Knowledge affects quality of cleaning

Finding a limit of what is possible for patients: Oral hygiene in dental professionals after self-performed manual oral hygiene.

 

Deinzer R et al.

 

What can we expect from our patients when it comes to self-performed oral hygiene? To find out what can be considered an upper limit, this study assessed the oral hygiene of dental professionals. 127 participants, university dentists, dental students and dental assistants were included in the study.

 

Prior to performing the oral hygiene procedure, a clinical examination was performed using a status, this included bleeding index, pocket depths, marginal plaque index and a full crown plaque index. The participants were then asked to clean their teeth to the best of their ability using non-electric means. Manual toothbrushes, different types of toothpaste, and different agents for interdental cleaning were provided.

 

After cleaning, plaque levels were measured again. More than 95% of the participants achieved a plaque-free mouth of 70% or more at the site of the gingavle edges and 50% showed plaque-free sites at more than 94% of the interdental spaces.

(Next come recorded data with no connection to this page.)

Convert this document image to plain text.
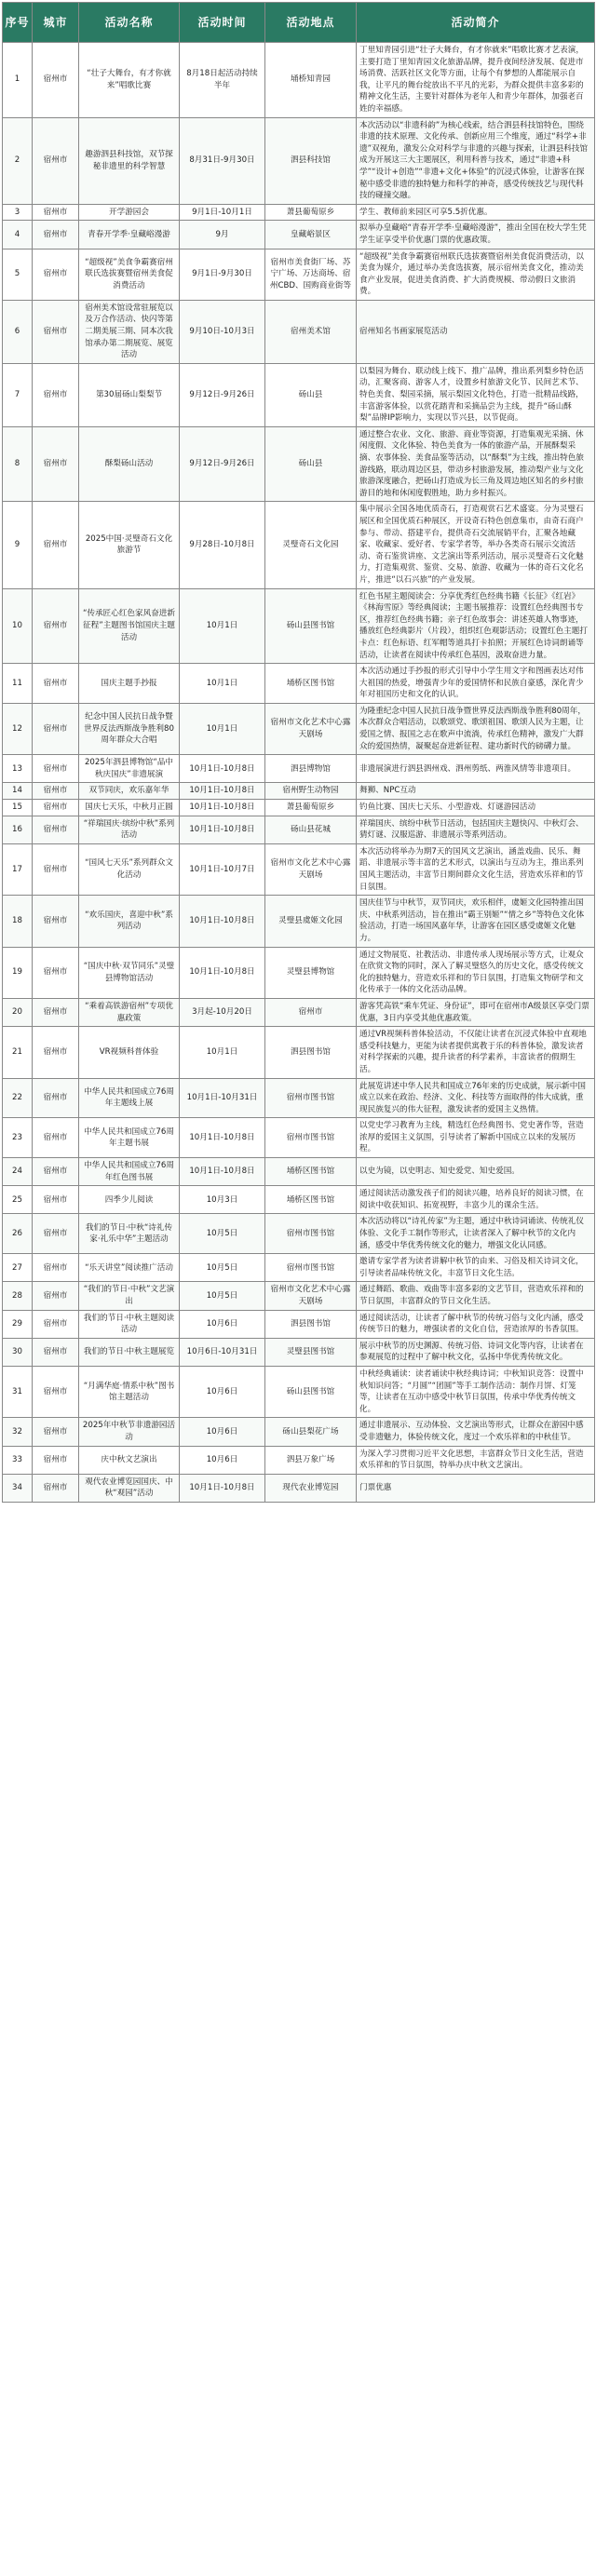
序号	城市	活动名称	活动时间	活动地点	活动简介
1	宿州市	“壮子大舞台，有才你就来”唱歌比赛	8月18日起活动持续半年	埇桥知青园	丁里知青园引进“壮子大舞台，有才你就来”唱歌比赛才艺表演，主要打造丁里知青园文化旅游品牌，提升夜间经济发展、促进市场消费、活跃社区文化等方面，让每个有梦想的人都能展示自我，让平凡的舞台绽放出不平凡的光彩，为群众提供丰富多彩的精神文化生活，主要针对群体为老年人和青少年群体，加强老百姓的幸福感。
2	宿州市	趣游泗县科技馆，双节探秘非遗里的科学智慧	8月31日-9月30日	泗县科技馆	本次活动以“非遗科韵”为核心线索，结合泗县科技馆特色，围绕非遗的技术原理、文化传承、创新应用三个维度，通过“科学+非遗”双视角，激发公众对科学与非遗的兴趣与探索，让泗县科技馆成为开展这三大主题展区，利用科普与技术，通过“非遗+科学”“设计+创造”“非遗+文化+体验”的沉浸式体验，让游客在探秘中感受非遗的独特魅力和科学的神奇，感受传统技艺与现代科技的碰撞交融。
3	宿州市	开学游园会	9月1日-10月1日	萧县葡萄原乡	学生、教师前来园区可享5.5折优惠。
4	宿州市	青春开学季·皇藏峪漫游	9月	皇藏峪景区	拟举办皇藏峪“青春开学季·皇藏峪漫游”，推出全国在校大学生凭学生证享受半价优惠门票的优惠政策。
5	宿州市	“超级视”美食争霸赛宿州联氏选拔赛暨宿州美食促消费活动	9月1日-9月30日	宿州市美食街厂场、苏宁广场、万达商场、宿州CBD、国购商业街等	“超级视”美食争霸赛宿州联氏选拔赛暨宿州美食促消费活动，以美食为媒介，通过举办美食选拔赛，展示宿州美食文化，推动美食产业发展，促进美食消费、扩大消费规模、带动假日文旅消费。
6	宿州市	宿州美术馆设常驻展览以及万合作活动、快闪等第二期美展三期、同本次我馆承办第二期展览、展览活动	9月10日-10月3日	宿州美术馆	宿州知名书画家展览活动
7	宿州市	第30届砀山梨梨节	9月12日-9月26日	砀山县	以梨园为舞台、联动线上线下、推广品牌，推出系列梨乡特色活动，汇聚客商、游客人才，设置乡村旅游文化节、民间艺术节、特色美食、梨园采摘，展示梨园文化特色，打造一批精品线路，丰富游客体验，以赏花踏青和采摘品尝为主线，提升“砀山酥梨”品牌IP影响力，实现以节兴县，以节促商。
8	宿州市	酥梨砀山活动	9月12日-9月26日	砀山县	通过整合农业、文化、旅游、商业等资源，打造集观光采摘、休闲度假、文化体验、特色美食为一体的旅游产品，开展酥梨采摘、农事体验、美食品鉴等活动，以“酥梨”为主线，推出特色旅游线路，联动周边区县，带动乡村旅游发展，推动梨产业与文化旅游深度融合，把砀山打造成为长三角及周边地区知名的乡村旅游目的地和休闲度假胜地，助力乡村振兴。
9	宿州市	2025中国·灵璧奇石文化旅游节	9月28日-10月8日	灵璧奇石文化园	集中展示全国各地优质奇石，打造观赏石艺术盛宴。分为灵璧石展区和全国优质石种展区，开设奇石特色创意集市，由奇石商户参与、带动、搭建平台，提供奇石交流展销平台，汇聚各地藏家、收藏家、爱好者、专家学者等，举办各类奇石展示交流活动、奇石鉴赏讲座、文艺演出等系列活动，展示灵璧奇石文化魅力，打造集观赏、鉴赏、交易、旅游、收藏为一体的奇石文化名片，推进“以石兴旅”的产业发展。
10	宿州市	“传承匠心红色家风奋进新征程”主题图书馆国庆主题活动	10月1日	砀山县图书馆	红色书屋主题阅读会：分享优秀红色经典书籍《长征》《红岩》《林海雪原》等经典阅读；主题书展推荐：设置红色经典图书专区，推荐红色经典书籍；亲子红色故事会：讲述英雄人物事迹，播放红色经典影片（片段），组织红色观影活动；设置红色主题打卡点：红色标语、红军帽等道具打卡拍照；开展红色诗词朗诵等活动，让读者在阅读中传承红色基因，汲取奋进力量。
11	宿州市	国庆主题手抄报	10月1日	埇桥区图书馆	本次活动通过手抄报的形式引导中小学生用文字和图画表达对伟大祖国的热爱，增强青少年的爱国情怀和民族自豪感，深化青少年对祖国历史和文化的认识。
12	宿州市	纪念中国人民抗日战争暨世界反法西斯战争胜利80周年群众大合唱	10月1日	宿州市文化艺术中心露天剧场	为隆重纪念中国人民抗日战争暨世界反法西斯战争胜利80周年，本次群众合唱活动，以歌颂党、歌颂祖国、歌颂人民为主题，让爱国之情、报国之志在歌声中流淌，传承红色精神，激发广大群众的爱国热情，凝聚起奋进新征程、建功新时代的磅礴力量。
13	宿州市	2025年泗县博物馆“品中秋庆国庆”非遗展演	10月1日-10月8日	泗县博物馆	非遗展演进行泗县泗州戏、泗州剪纸、两淮风情等非遗项目。
14	宿州市	双节同庆，欢乐嘉年华	10月1日-10月8日	宿州野生动物园	舞狮、NPC互动
15	宿州市	国庆七天乐，中秋月正圆	10月1日-10月8日	萧县葡萄原乡	钓鱼比赛、国庆七天乐、小型游戏、灯谜游园活动
16	宿州市	“祥瑞国庆·缤纷中秋”系列活动	10月1日-10月8日	砀山县花城	祥瑞国庆、缤纷中秋节日活动，包括国庆主题快闪、中秋灯会、猜灯谜、汉服巡游、非遗展示等系列活动。
17	宿州市	“国风七天乐”系列群众文化活动	10月1日-10月7日	宿州市文化艺术中心露天剧场	本次活动将举办为期7天的国风文艺演出，涵盖戏曲、民乐、舞蹈、非遗展示等丰富的艺术形式，以演出与互动为主，推出系列国风主题活动，丰富节日期间群众文化生活，营造欢乐祥和的节日氛围。
18	宿州市	“欢乐国庆，喜迎中秋”系列活动	10月1日-10月8日	灵璧县虞姬文化园	国庆佳节与中秋节，双节同庆，欢乐相伴，虞姬文化园特推出国庆、中秋系列活动，旨在推出“霸王别姬”“情之乡”等特色文化体验活动，打造一场国风嘉年华，让游客在园区感受虞姬文化魅力。
19	宿州市	“国庆中秋·双节同乐”灵璧县博物馆活动	10月1日-10月8日	灵璧县博物馆	通过文物展览、社教活动、非遗传承人现场展示等方式，让观众在欣赏文物的同时，深入了解灵璧悠久的历史文化，感受传统文化的独特魅力，营造欢乐祥和的节日氛围，打造集文物研学和文化传承于一体的文化活动品牌。
20	宿州市	“乘着高铁游宿州”专项优惠政策	3月起-10月20日	宿州市	游客凭高铁“乘车凭证、身份证”，即可在宿州市A级景区享受门票优惠，3日内享受其他优惠政策。
21	宿州市	VR视频科普体验	10月1日	泗县图书馆	通过VR视频科普体验活动，不仅能让读者在沉浸式体验中直观地感受科技魅力，更能为读者提供寓教于乐的科普体验，激发读者对科学探索的兴趣，提升读者的科学素养，丰富读者的假期生活。
22	宿州市	中华人民共和国成立76周年主题线上展	10月1日-10月31日	宿州市图书馆	此展览讲述中华人民共和国成立76年来的历史成就，展示新中国成立以来在政治、经济、文化、科技等方面取得的伟大成就，重现民族复兴的伟大征程，激发读者的爱国主义热情。
23	宿州市	中华人民共和国成立76周年主题书展	10月1日-10月8日	宿州市图书馆	以党史学习教育为主线，精选红色经典图书、党史著作等，营造浓厚的爱国主义氛围，引导读者了解新中国成立以来的发展历程。
24	宿州市	中华人民共和国成立76周年红色图书展	10月1日-10月8日	埇桥区图书馆	以史为镜，以史明志、知史爱党、知史爱国。
25	宿州市	四季少儿阅读	10月3日	埇桥区图书馆	通过阅读活动激发孩子们的阅读兴趣，培养良好的阅读习惯，在阅读中收获知识、拓宽视野，丰富少儿的课余生活。
26	宿州市	我们的节日·中秋“诗礼传家·礼乐中华”主题活动	10月5日	宿州市图书馆	本次活动将以“诗礼传家”为主题，通过中秋诗词诵读、传统礼仪体验、文化手工制作等形式，让读者深入了解中秋节的文化内涵，感受中华优秀传统文化的魅力，增强文化认同感。
27	宿州市	“乐天讲堂”阅读推广活动	10月5日	宿州市图书馆	邀请专家学者为读者讲解中秋节的由来、习俗及相关诗词文化，引导读者品味传统文化，丰富节日文化生活。
28	宿州市	“我们的节日·中秋”文艺演出	10月5日	宿州市文化艺术中心露天剧场	通过舞蹈、歌曲、戏曲等丰富多彩的文艺节目，营造欢乐祥和的节日氛围，丰富群众的节日文化生活。
29	宿州市	我们的节日·中秋主题阅读活动	10月6日	泗县图书馆	通过阅读活动，让读者了解中秋节的传统习俗与文化内涵，感受传统节日的魅力，增强读者的文化自信，营造浓厚的书香氛围。
30	宿州市	我们的节日·中秋主题展览	10月6日-10月31日	灵璧县图书馆	展示中秋节的历史渊源、传统习俗、诗词文化等内容，让读者在参观展览的过程中了解中秋文化，弘扬中华优秀传统文化。
31	宿州市	“月满华庭·情系中秋”图书馆主题活动	10月6日	砀山县图书馆	中秋经典诵读：读者诵读中秋经典诗词；中秋知识竞答：设置中秋知识问答；“月圆”“团圆”等手工制作活动：制作月饼、灯笼等，让读者在互动中感受中秋节日氛围，传承中华优秀传统文化。
32	宿州市	2025年中秋节非遗游园活动	10月6日	砀山县梨花广场	通过非遗展示、互动体验、文艺演出等形式，让群众在游园中感受非遗魅力，体验传统文化，度过一个欢乐祥和的中秋佳节。
33	宿州市	庆中秋文艺演出	10月6日	泗县万象广场	为深入学习贯彻习近平文化思想，丰富群众节日文化生活，营造欢乐祥和的节日氛围，特举办庆中秋文艺演出。
34	宿州市	观代农业博览园国庆、中秋“观园”活动	10月1日-10月8日	现代农业博览园	门票优惠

The time they used to achieve these results ranged from 3 to 20 minutes, as the cleaning procedure had no time limit.

 

The authors conclude that the levels of plaque-free teeth achieved in the current study should be considered very high, especially compared to the results of similar studies conducted on patients where barely a marginal plaque index of less than 50% was achieved. According to the authors, 95% of a plaque-free mouth at gingival margins is the upper limit for what can be expected from our patients, but 70% is probably more realistic.

 

Knowledge in this area is considered the main factor behind the difference in plaque reduction between professionals and patients. This indicates that sharing relevant knowledge is an important intervention to improve patients' oral health.